Vayl came to stand beside me. “They do say every birth is different.” Tykes moaned. “Kill me. Please.”
So easy to pull the trigger. Usually they’re begging me not to. I’d like to say it’s a little harder then.
But… no. Maybe I’m like an alcoholic who knows she’s offing brain cells but doesn’t care because she can’t see them dying. Only mine are in my soul. Hey, as long as I avoid any sort of introspection for the next sixty years, I should be fine.
“I’ll be happy to,” I told Tykes. “But first how about you tell me what the bad guys really want? How do we stop this from happening again?”
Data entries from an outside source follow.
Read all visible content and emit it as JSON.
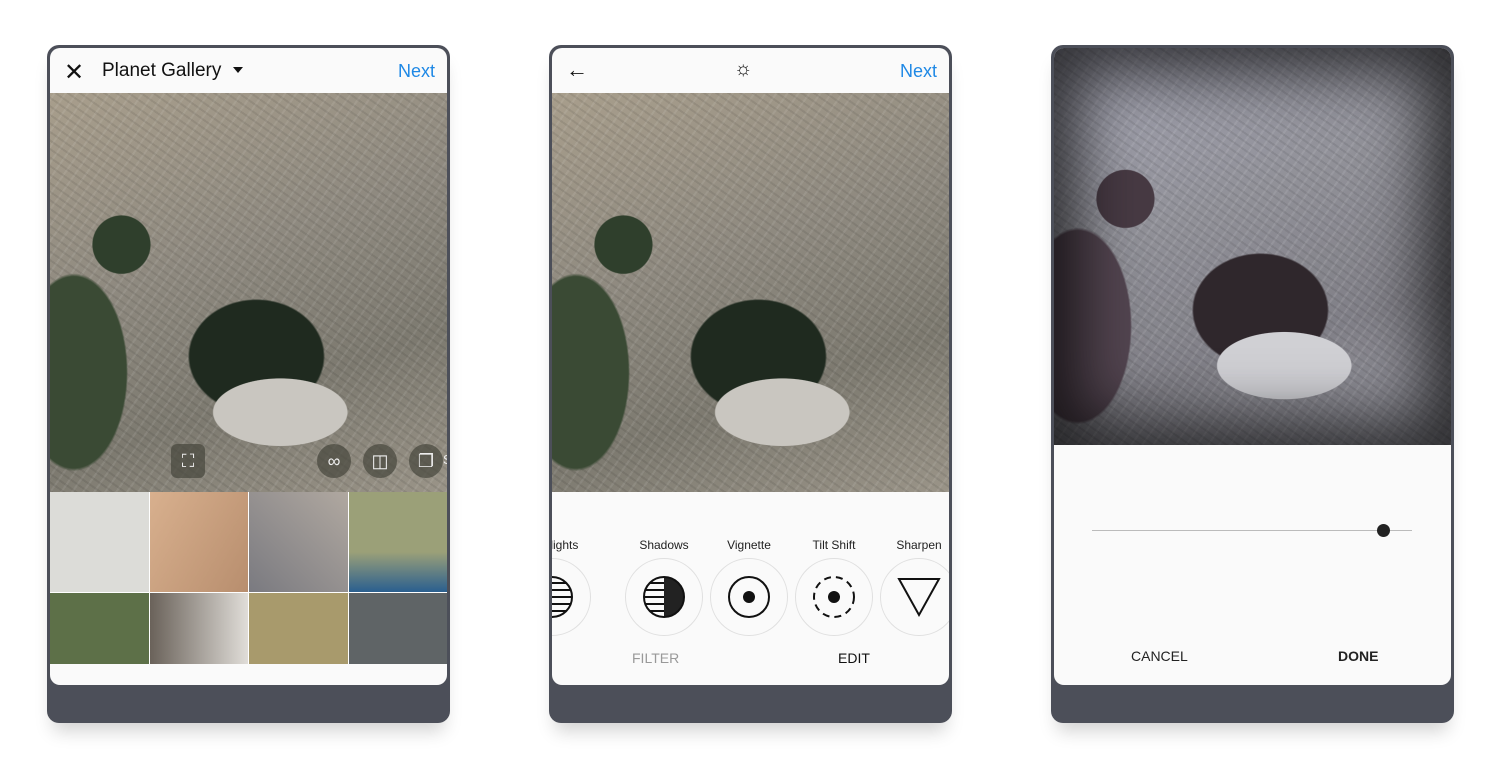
{
  "gallery": {
    "title": "Planet Gallery",
    "next_label": "Next",
    "overlay_partial_label": "S",
    "thumbnail_colors": [
      "#dcdcd8",
      "#c7a183",
      "#8e8a88",
      "#9ba078",
      "#5d7048",
      "#a39c94",
      "#a89a6c",
      "#5f6466"
    ],
    "blue_thumb_accent": "#2a5f8f"
  },
  "edit": {
    "next_label": "Next",
    "tools": [
      {
        "label": "Highlights",
        "icon": "highlights-icon"
      },
      {
        "label": "Shadows",
        "icon": "shadows-icon"
      },
      {
        "label": "Vignette",
        "icon": "vignette-icon"
      },
      {
        "label": "Tilt Shift",
        "icon": "tilt-shift-icon"
      },
      {
        "label": "Sharpen",
        "icon": "sharpen-icon"
      }
    ],
    "tabs": {
      "filter": "FILTER",
      "edit": "EDIT"
    }
  },
  "adjust": {
    "slider_value_fraction": 0.91,
    "cancel_label": "CANCEL",
    "done_label": "DONE"
  },
  "colors": {
    "accent": "#1e88e5",
    "frame": "#4c4f59"
  }
}
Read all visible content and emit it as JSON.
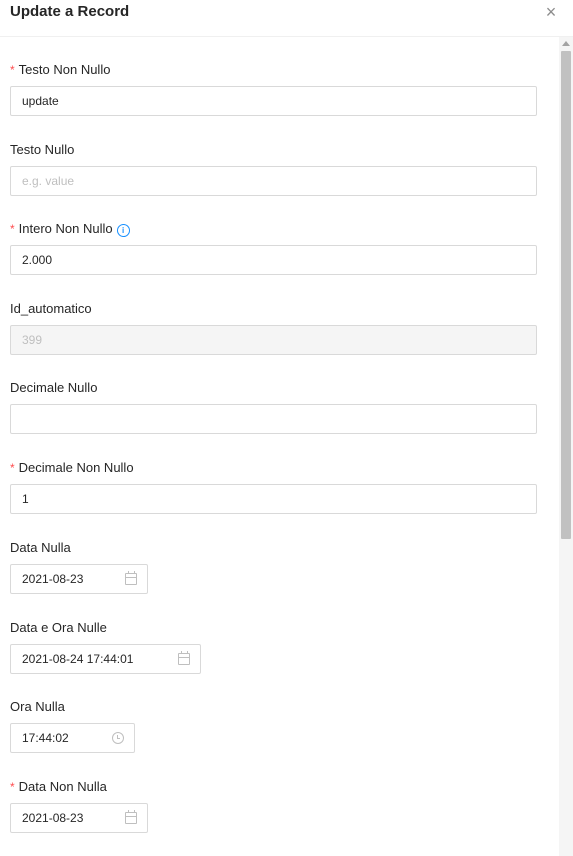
{
  "dialog": {
    "title": "Update a Record",
    "close_symbol": "×"
  },
  "fields": {
    "testo_non_nullo": {
      "required_mark": "*",
      "label": "Testo Non Nullo",
      "value": "update"
    },
    "testo_nullo": {
      "label": "Testo Nullo",
      "placeholder": "e.g. value"
    },
    "intero_non_nullo": {
      "required_mark": "*",
      "label": "Intero Non Nullo",
      "info_icon": "i",
      "value": "2.000"
    },
    "id_automatico": {
      "label": "Id_automatico",
      "value": "399"
    },
    "decimale_nullo": {
      "label": "Decimale Nullo",
      "value": ""
    },
    "decimale_non_nullo": {
      "required_mark": "*",
      "label": "Decimale Non Nullo",
      "value": "1"
    },
    "data_nulla": {
      "label": "Data Nulla",
      "value": "2021-08-23",
      "icon": "calendar-icon"
    },
    "data_e_ora_nulle": {
      "label": "Data e Ora Nulle",
      "value": "2021-08-24 17:44:01",
      "icon": "calendar-icon"
    },
    "ora_nulla": {
      "label": "Ora Nulla",
      "value": "17:44:02",
      "icon": "clock-icon"
    },
    "data_non_nulla": {
      "required_mark": "*",
      "label": "Data Non Nulla",
      "value": "2021-08-23",
      "icon": "calendar-icon"
    }
  },
  "colors": {
    "required": "#ff4d4f",
    "info": "#1890ff",
    "border": "#d9d9d9",
    "disabled_bg": "#f5f5f5",
    "placeholder": "#bfbfbf"
  }
}
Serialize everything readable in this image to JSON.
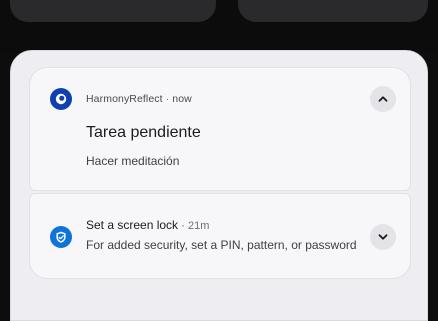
{
  "notifications": [
    {
      "app_name": "HarmonyReflect",
      "time": "now",
      "title": "Tarea pendiente",
      "text": "Hacer meditación",
      "expanded": true
    },
    {
      "title": "Set a screen lock",
      "time": "21m",
      "text": "For added security, set a PIN, pattern, or password",
      "expanded": false
    }
  ],
  "separator": "·",
  "icons": {
    "app_icon_1": "harmonyreflect-app-icon",
    "app_icon_2": "security-shield-icon",
    "collapse": "chevron-up-icon",
    "expand": "chevron-down-icon"
  },
  "colors": {
    "shade_bg": "#eeeef2",
    "card_bg": "#f7f7fa",
    "app_icon_1": "#0f3fb0",
    "app_icon_2": "#0e74d8",
    "button_bg": "#e3e3e8"
  }
}
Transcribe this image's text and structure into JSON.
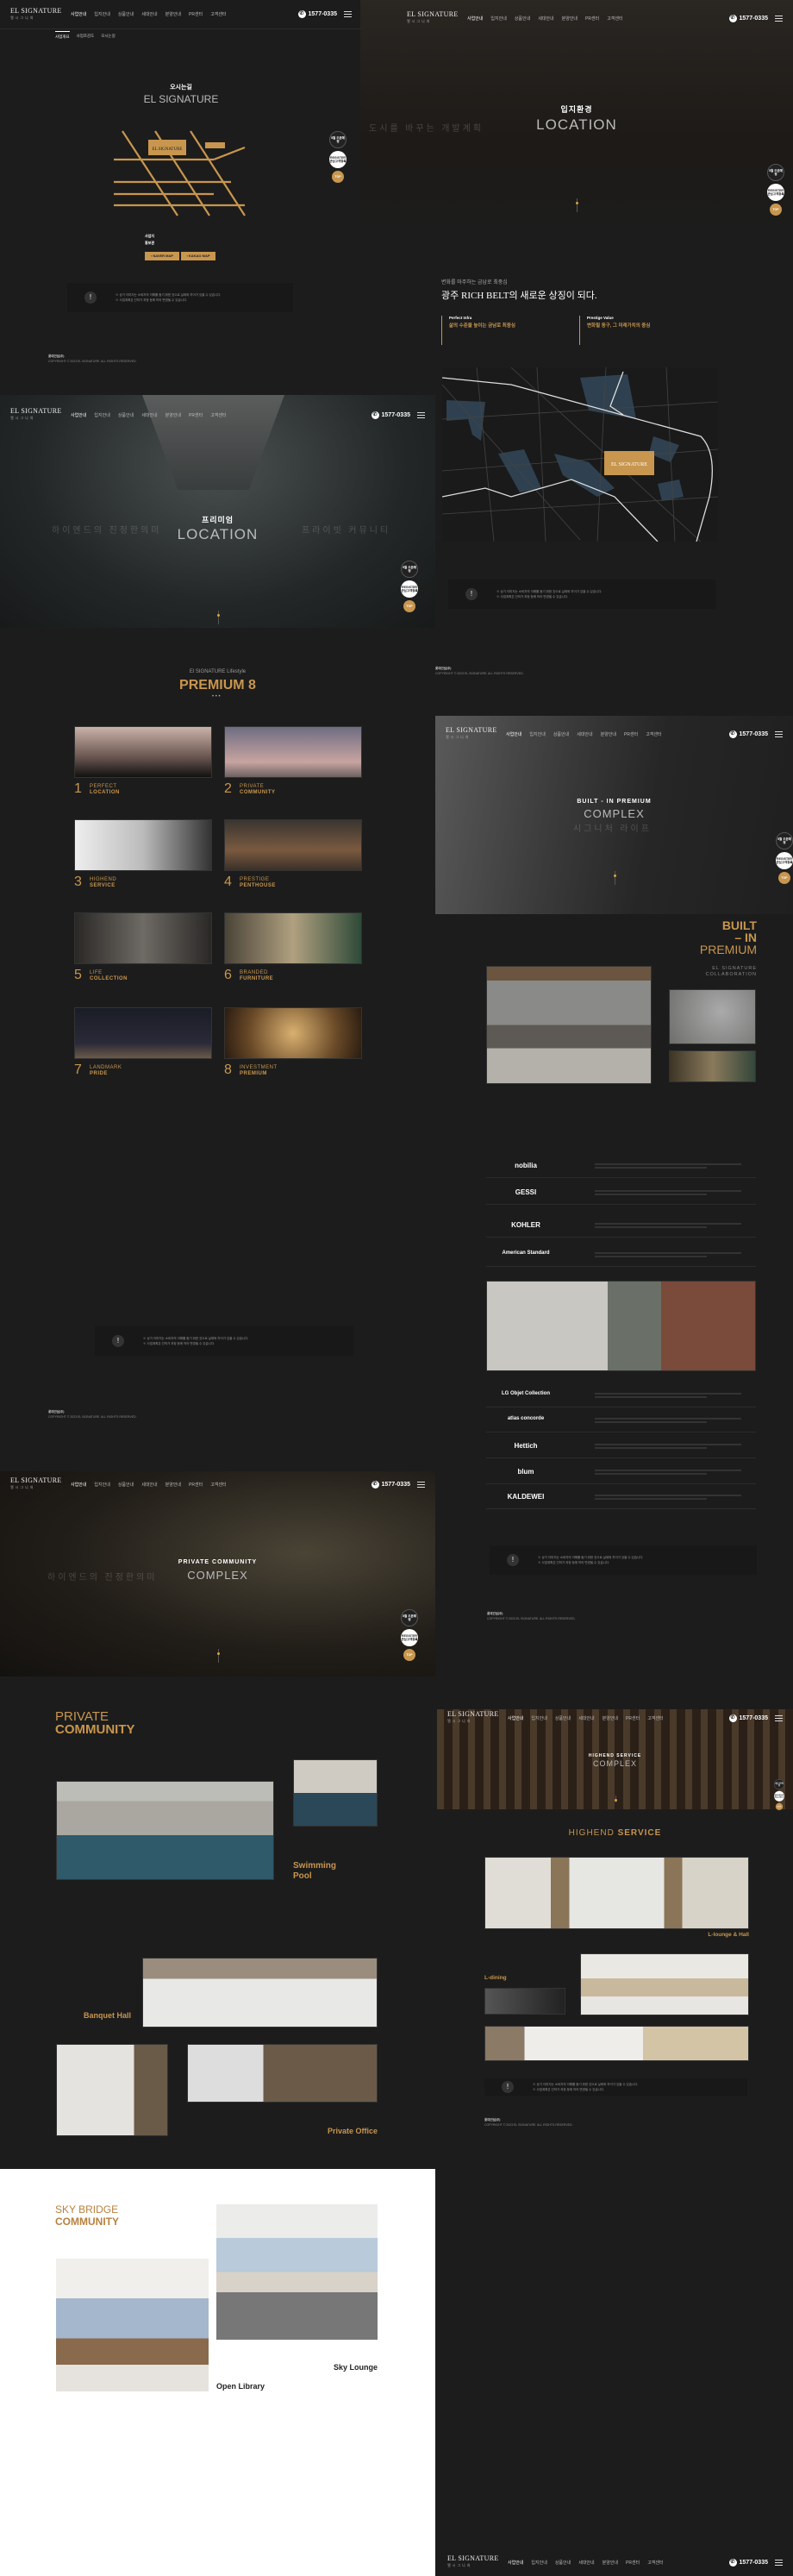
{
  "header": {
    "logo": "EL SIGNATURE",
    "logo_sub": "엘시그니처",
    "nav": [
      "사업안내",
      "입지안내",
      "상품안내",
      "세대안내",
      "분양안내",
      "PR센터",
      "고객센터"
    ],
    "phone": "1577-0335",
    "subnav": [
      "사업개요",
      "사업조감도",
      "오시는길"
    ]
  },
  "side": {
    "open": "5월 오픈예정",
    "register": "REGISTER 관심고객등록",
    "top": "TOP"
  },
  "colors": {
    "accent": "#c8964e",
    "bg": "#1c1c1c"
  },
  "directions": {
    "kr": "오시는길",
    "en": "EL SIGNATURE",
    "map_logo": "EL SIGNATURE",
    "naver": "› NAVER MAP",
    "kakao": "› KAKAO MAP",
    "addr_label_1": "사업지",
    "addr_label_2": "홍보관"
  },
  "notice": {
    "icon": "!",
    "lines": [
      "※ 상기 이미지는 소비자의 이해를 돕기 위한 것으로 실제와 차이가 있을 수 있습니다.",
      "※ 사업계획은 인허가 과정 등에 따라 변경될 수 있습니다."
    ]
  },
  "footer": {
    "builder": "롯데건설(주)",
    "copyright": "COPYRIGHT © 2023 EL SIGNATURE. ALL RIGHTS RESERVED."
  },
  "location_hero": {
    "kr": "입지환경",
    "en": "LOCATION",
    "ghost": "도시를 바꾸는 개발계획"
  },
  "location": {
    "sub": "변화를 마주하는 금남로 최중심",
    "title": "광주 RICH BELT의 새로운 상징이 되다.",
    "col1_en": "Perfect Infra",
    "col1_kr": "삶의 수준을 높이는 금남로 최중심",
    "col2_en": "Prestige Value",
    "col2_kr": "변화될 동구, 그 미래가치의 중심",
    "map_logo": "EL SIGNATURE"
  },
  "premium_hero": {
    "kr": "프리미엄",
    "en": "LOCATION",
    "ghost1": "하이엔드의 진정한의미",
    "ghost2": "프라이빗 커뮤니티"
  },
  "premium8": {
    "sub": "El SIGNATURE Lifestyle",
    "title": "PREMIUM 8",
    "items": [
      {
        "n": "1",
        "a": "PERFECT",
        "b": "LOCATION"
      },
      {
        "n": "2",
        "a": "PRIVATE",
        "b": "COMMUNITY"
      },
      {
        "n": "3",
        "a": "HIGHEND",
        "b": "SERVICE"
      },
      {
        "n": "4",
        "a": "PRESTIGE",
        "b": "PENTHOUSE"
      },
      {
        "n": "5",
        "a": "LIFE",
        "b": "COLLECTION"
      },
      {
        "n": "6",
        "a": "BRANDED",
        "b": "FURNITURE"
      },
      {
        "n": "7",
        "a": "LANDMARK",
        "b": "PRIDE"
      },
      {
        "n": "8",
        "a": "INVESTMENT",
        "b": "PREMIUM"
      }
    ]
  },
  "builtin_hero": {
    "kr": "BUILT - IN PREMIUM",
    "en": "COMPLEX",
    "ghost": "시그니처 라이프"
  },
  "builtin": {
    "t1": "BUILT",
    "t2": "– IN",
    "t3": "PREMIUM",
    "sub1": "EL SIGNATURE",
    "sub2": "COLLABORATION",
    "brands": [
      "nobilia",
      "GESSI",
      "KOHLER",
      "American Standard"
    ],
    "brands2": [
      "LG Objet Collection",
      "atlas concorde",
      "Hettich",
      "blum",
      "KALDEWEI"
    ]
  },
  "community_hero": {
    "kr": "PRIVATE COMMUNITY",
    "en": "COMPLEX",
    "ghost": "하이엔드의 진정한의미"
  },
  "community": {
    "t1": "PRIVATE",
    "t2": "COMMUNITY",
    "pool": "Swimming Pool",
    "banquet": "Banquet Hall",
    "office": "Private Office"
  },
  "skybridge": {
    "t1": "SKY BRIDGE",
    "t2": "COMMUNITY",
    "library": "Open Library",
    "lounge": "Sky Lounge"
  },
  "highend_hero": {
    "kr": "HIGHEND SERVICE",
    "en": "COMPLEX"
  },
  "highend": {
    "t1": "HIGHEND",
    "t2": "SERVICE",
    "lounge": "L-lounge & Hall",
    "dining": "L-dining"
  }
}
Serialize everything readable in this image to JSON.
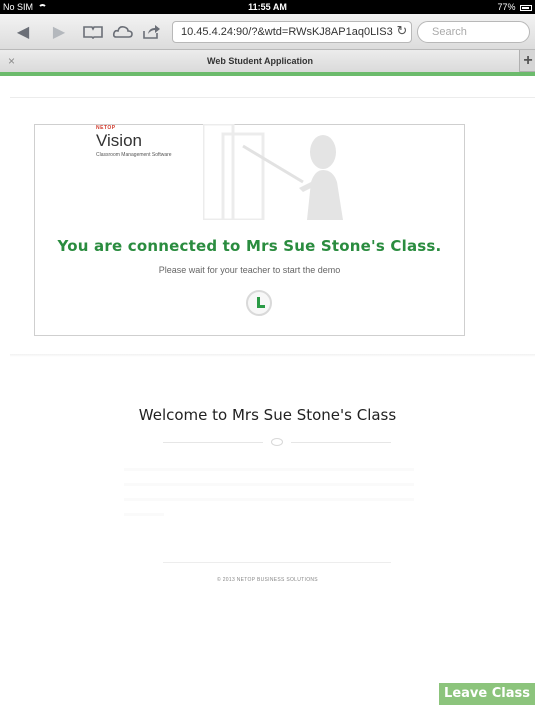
{
  "status_bar": {
    "carrier": "No SIM",
    "time": "11:55 AM",
    "battery": "77%"
  },
  "browser": {
    "url": "10.45.4.24:90/?&wtd=RWsKJ8AP1aq0LIS3",
    "search_placeholder": "Search",
    "icons": [
      "back-icon",
      "forward-icon",
      "bookmarks-icon",
      "cloud-icon",
      "share-icon",
      "reload-icon"
    ],
    "tab_title": "Web Student Application",
    "tab_close": "×",
    "tab_add": "+"
  },
  "brand": {
    "small": "NETOP",
    "name": "Vision",
    "tagline": "Classroom Management Software"
  },
  "status_panel": {
    "connected_text": "You are connected to Mrs Sue Stone's Class.",
    "wait_text": "Please wait for your teacher to start the demo"
  },
  "welcome": {
    "title": "Welcome to Mrs Sue Stone's Class",
    "copyright": "© 2013 NETOP BUSINESS SOLUTIONS"
  },
  "actions": {
    "leave_label": "Leave Class"
  },
  "colors": {
    "accent_green": "#2a8c3f",
    "leave_button": "#8cc47c",
    "tab_rule": "#6cbb6c"
  }
}
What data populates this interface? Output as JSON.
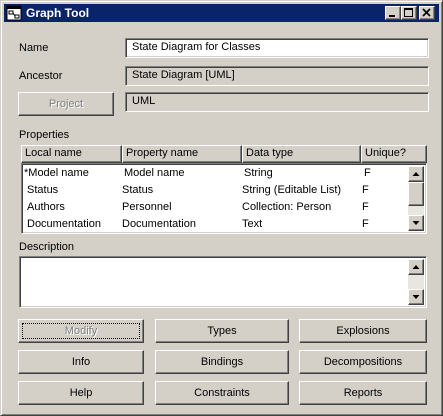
{
  "window": {
    "title": "Graph Tool",
    "titlebar_color": "#0a246a",
    "face_color": "#d4d0c8"
  },
  "icons": {
    "app": "graph-tool-icon",
    "minimize": "minimize-icon",
    "maximize": "maximize-icon",
    "close": "close-icon",
    "scroll_up": "scroll-up-arrow-icon",
    "scroll_down": "scroll-down-arrow-icon"
  },
  "form": {
    "name_label": "Name",
    "name_value": "State Diagram for Classes",
    "ancestor_label": "Ancestor",
    "ancestor_value": "State Diagram [UML]",
    "project_button": "Project",
    "project_value": "UML",
    "properties_label": "Properties",
    "description_label": "Description",
    "description_value": ""
  },
  "properties": {
    "columns": [
      "Local name",
      "Property name",
      "Data type",
      "Unique?"
    ],
    "rows": [
      [
        "*Model name",
        "Model name",
        "String",
        "F"
      ],
      [
        "Status",
        "Status",
        "String (Editable List)",
        "F"
      ],
      [
        "Authors",
        "Personnel",
        "Collection: Person",
        "F"
      ],
      [
        "Documentation",
        "Documentation",
        "Text",
        "F"
      ]
    ]
  },
  "buttons": {
    "modify": "Modify",
    "types": "Types",
    "explosions": "Explosions",
    "info": "Info",
    "bindings": "Bindings",
    "decompositions": "Decompositions",
    "help": "Help",
    "constraints": "Constraints",
    "reports": "Reports"
  }
}
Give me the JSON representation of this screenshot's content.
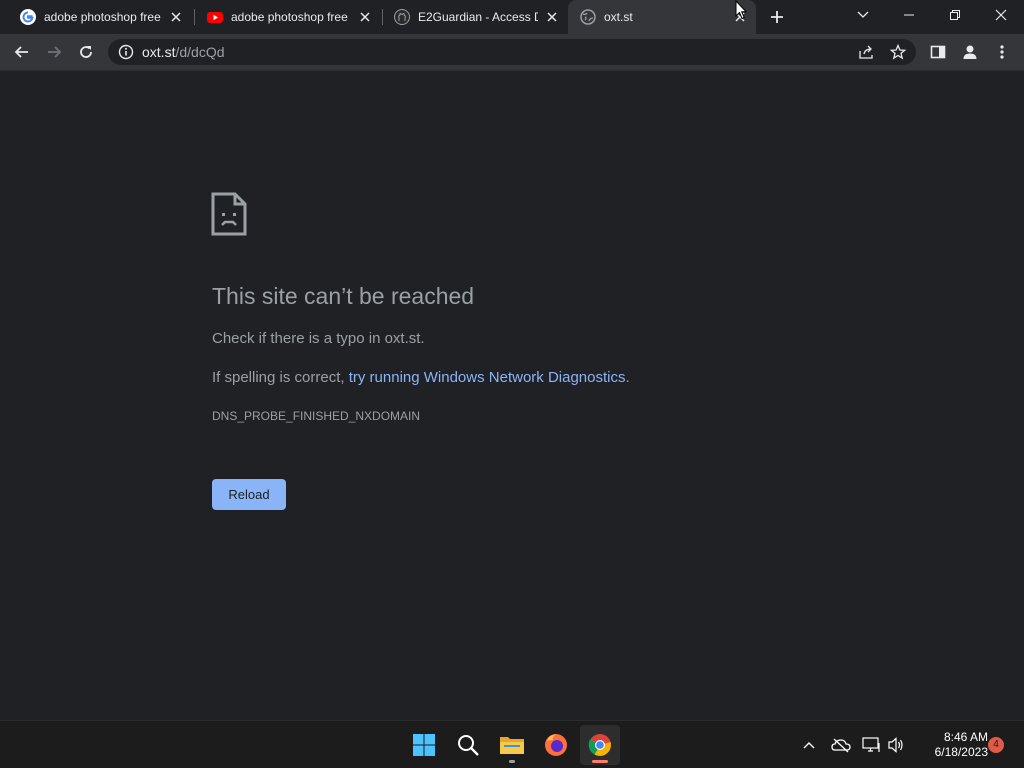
{
  "tabs": [
    {
      "title": "adobe photoshop free",
      "favicon": "google-icon",
      "active": false
    },
    {
      "title": "adobe photoshop free",
      "favicon": "youtube-icon",
      "active": false
    },
    {
      "title": "E2Guardian - Access De",
      "favicon": "github-icon",
      "active": false
    },
    {
      "title": "oxt.st",
      "favicon": "globe-icon",
      "active": true
    }
  ],
  "address_bar": {
    "host": "oxt.st",
    "path": "/d/dcQd"
  },
  "error_page": {
    "headline": "This site can’t be reached",
    "line1": "Check if there is a typo in oxt.st.",
    "line2_prefix": "If spelling is correct, ",
    "line2_link": "try running Windows Network Diagnostics",
    "line2_suffix": ".",
    "error_code": "DNS_PROBE_FINISHED_NXDOMAIN",
    "reload_label": "Reload"
  },
  "taskbar": {
    "apps": [
      "windows-start-icon",
      "search-icon",
      "file-explorer-icon",
      "firefox-icon",
      "chrome-icon"
    ],
    "time": "8:46 AM",
    "date": "6/18/2023",
    "notification_count": "4"
  },
  "colors": {
    "background": "#202124",
    "toolbar": "#35363a",
    "link": "#8ab4f8",
    "button": "#8ab4f8",
    "text_muted": "#9aa0a6"
  }
}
“I don’t know, okay? My boss just told—” The sound choked off as Tykes’s neck began to bulge.
I said, “Vayl? I don’t think this dude’s all that fat after all. I think—” The upper half of his body exploded with a sound that I’ll never forget. Skin ripping. Bones cracking. Joints popping. Blood gushing out in a larval-clogged spray.
I closed my eyes in time, but it doesn’t do much good when your face is dripping with gore, and dozens of man-eaters the size of garden slugs are chomping their way into your brain stem.
“Jasmine!”
I couldn’t reply. Didn’t dare open my mouth in case one of them slid in.